Tpetra::CrsMatrix: Overlap communication & computation in apply()
Created by: mhoemmen
Overlap communication & computation in the apply() method of Tpetra::CrsMatrix, which implements sparse matrix-vector multiply.
If we fix #439, then we can fix this issue without needing to change CrsGraph semantics. In particular, CrsGraph could still compute its Import from the domain Map to the (entire, with locals too) column Map, and code that relies on this Import could work unchanged. Sparse matrix-vector multiply implementations, such as those in CrsMatrix and BlockCrsMatrix (see #424), could then do coarse-grained overlap as follows:
- Start a nonblocking Import of the remotes
- Import the locals (if necessary)
- Do the local part of the mat-vec
- Finish the nonblocking Import of the remotes
- Do the remote part of the mat-vec (in place, in the row Map vector -- hence coarse-grained overlap)
- Do an analogous procedure to overlap the Export, if an Export is needed (if row Map != range Map)

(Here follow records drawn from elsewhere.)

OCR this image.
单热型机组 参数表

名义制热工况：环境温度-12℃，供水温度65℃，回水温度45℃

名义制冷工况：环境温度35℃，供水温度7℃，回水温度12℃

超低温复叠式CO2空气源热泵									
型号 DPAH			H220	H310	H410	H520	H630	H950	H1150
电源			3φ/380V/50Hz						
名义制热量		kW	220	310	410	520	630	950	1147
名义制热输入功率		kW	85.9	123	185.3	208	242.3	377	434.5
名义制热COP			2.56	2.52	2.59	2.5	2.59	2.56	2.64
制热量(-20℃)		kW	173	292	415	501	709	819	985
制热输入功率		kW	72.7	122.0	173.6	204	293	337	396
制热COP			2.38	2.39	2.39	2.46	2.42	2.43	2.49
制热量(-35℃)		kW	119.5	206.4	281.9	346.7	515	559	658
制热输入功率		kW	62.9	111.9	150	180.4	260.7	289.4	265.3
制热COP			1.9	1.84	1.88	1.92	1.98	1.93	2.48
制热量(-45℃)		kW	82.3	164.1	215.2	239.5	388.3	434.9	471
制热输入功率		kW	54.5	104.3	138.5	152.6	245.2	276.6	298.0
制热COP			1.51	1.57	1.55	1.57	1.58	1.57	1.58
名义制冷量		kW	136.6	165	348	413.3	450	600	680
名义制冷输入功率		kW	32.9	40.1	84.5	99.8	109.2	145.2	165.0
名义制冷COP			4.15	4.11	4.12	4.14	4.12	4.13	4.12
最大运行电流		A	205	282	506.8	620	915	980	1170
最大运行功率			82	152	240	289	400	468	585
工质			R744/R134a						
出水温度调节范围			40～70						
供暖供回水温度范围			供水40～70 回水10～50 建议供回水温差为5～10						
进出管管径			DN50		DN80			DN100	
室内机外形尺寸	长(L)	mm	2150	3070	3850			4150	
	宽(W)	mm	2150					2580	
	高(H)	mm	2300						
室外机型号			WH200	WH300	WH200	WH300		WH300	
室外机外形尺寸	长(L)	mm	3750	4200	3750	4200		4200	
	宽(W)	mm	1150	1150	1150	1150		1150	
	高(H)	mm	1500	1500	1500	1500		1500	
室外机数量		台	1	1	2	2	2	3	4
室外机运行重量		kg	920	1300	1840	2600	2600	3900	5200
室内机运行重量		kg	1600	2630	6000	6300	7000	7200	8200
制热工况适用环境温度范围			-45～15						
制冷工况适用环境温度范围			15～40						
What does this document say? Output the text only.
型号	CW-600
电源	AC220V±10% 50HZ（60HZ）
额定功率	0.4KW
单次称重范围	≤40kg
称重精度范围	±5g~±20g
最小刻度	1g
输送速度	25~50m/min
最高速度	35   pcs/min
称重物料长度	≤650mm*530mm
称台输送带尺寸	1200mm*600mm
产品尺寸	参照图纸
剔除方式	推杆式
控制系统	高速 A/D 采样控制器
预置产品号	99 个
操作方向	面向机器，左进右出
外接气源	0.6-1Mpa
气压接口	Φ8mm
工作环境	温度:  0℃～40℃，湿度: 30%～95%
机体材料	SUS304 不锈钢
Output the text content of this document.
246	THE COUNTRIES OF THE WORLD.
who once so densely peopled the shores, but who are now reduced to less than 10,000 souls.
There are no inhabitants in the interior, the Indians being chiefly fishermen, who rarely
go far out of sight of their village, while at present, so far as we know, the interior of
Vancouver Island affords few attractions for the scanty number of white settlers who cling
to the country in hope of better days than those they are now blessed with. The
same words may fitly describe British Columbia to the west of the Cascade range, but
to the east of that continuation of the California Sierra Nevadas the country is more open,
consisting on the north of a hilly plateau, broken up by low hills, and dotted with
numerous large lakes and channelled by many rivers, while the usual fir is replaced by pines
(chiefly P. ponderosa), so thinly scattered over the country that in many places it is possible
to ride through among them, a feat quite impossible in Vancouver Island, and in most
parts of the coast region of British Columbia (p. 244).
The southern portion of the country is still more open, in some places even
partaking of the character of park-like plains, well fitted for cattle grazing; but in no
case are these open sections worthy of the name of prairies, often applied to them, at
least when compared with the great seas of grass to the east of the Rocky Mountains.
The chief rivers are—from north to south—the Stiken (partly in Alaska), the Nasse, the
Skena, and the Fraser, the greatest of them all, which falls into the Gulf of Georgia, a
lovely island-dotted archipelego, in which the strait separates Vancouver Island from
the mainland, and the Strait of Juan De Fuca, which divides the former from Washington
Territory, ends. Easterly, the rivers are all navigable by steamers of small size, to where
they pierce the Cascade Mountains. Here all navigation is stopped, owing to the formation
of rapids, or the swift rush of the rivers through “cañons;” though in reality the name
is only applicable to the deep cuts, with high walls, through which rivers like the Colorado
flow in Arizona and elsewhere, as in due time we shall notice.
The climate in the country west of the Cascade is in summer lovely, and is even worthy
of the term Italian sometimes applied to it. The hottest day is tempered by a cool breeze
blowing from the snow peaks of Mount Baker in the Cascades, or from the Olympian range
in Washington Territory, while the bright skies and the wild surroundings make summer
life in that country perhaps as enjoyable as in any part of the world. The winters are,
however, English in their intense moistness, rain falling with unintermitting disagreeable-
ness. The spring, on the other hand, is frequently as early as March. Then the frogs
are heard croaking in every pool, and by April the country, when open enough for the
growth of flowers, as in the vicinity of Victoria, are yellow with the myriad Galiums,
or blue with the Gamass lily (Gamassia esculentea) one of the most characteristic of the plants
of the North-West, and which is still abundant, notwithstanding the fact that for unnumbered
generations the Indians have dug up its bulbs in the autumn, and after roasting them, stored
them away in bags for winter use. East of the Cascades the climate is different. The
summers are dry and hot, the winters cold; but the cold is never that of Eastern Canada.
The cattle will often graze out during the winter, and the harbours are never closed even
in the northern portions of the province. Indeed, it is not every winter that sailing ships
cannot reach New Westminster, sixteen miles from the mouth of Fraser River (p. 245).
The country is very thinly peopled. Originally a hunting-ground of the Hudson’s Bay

The "if necessary" remark on Step 2 relates to whether the domain Map is "fitted" to the column Map (see #437 (closed) for a definition of "fitted"). If so, the local entries of the input vector would not need to be copied (see #435 and #436). If not, they would need to be copied (and/or permuted), but this copy could be per process. For example, processes with the same number of local entries and no entries that need permutation, would not need to make a copy: the local part of the mat-vec could just take the original input (multi)vector pointer as input. (In fact, the domain Map need not even be fitted; that's sufficient but not necessary.)
This approach has the following benefits over one that uses a different Import than the CrsGraph's domain -> column Map Import:
- CrsGraph's Import retains its current meaning
- Neither the graph nor the matrix would need to compute a new Import object just for the remotes
- This approach would work for any domain and column Maps, and in fact for any range and row Maps
In particular, this approach would work regardless of whether the domain Map is fitted to the column Map. The graph or matrix would not need to do any extra all-reduces to figure out if the Maps are fitted on all processes.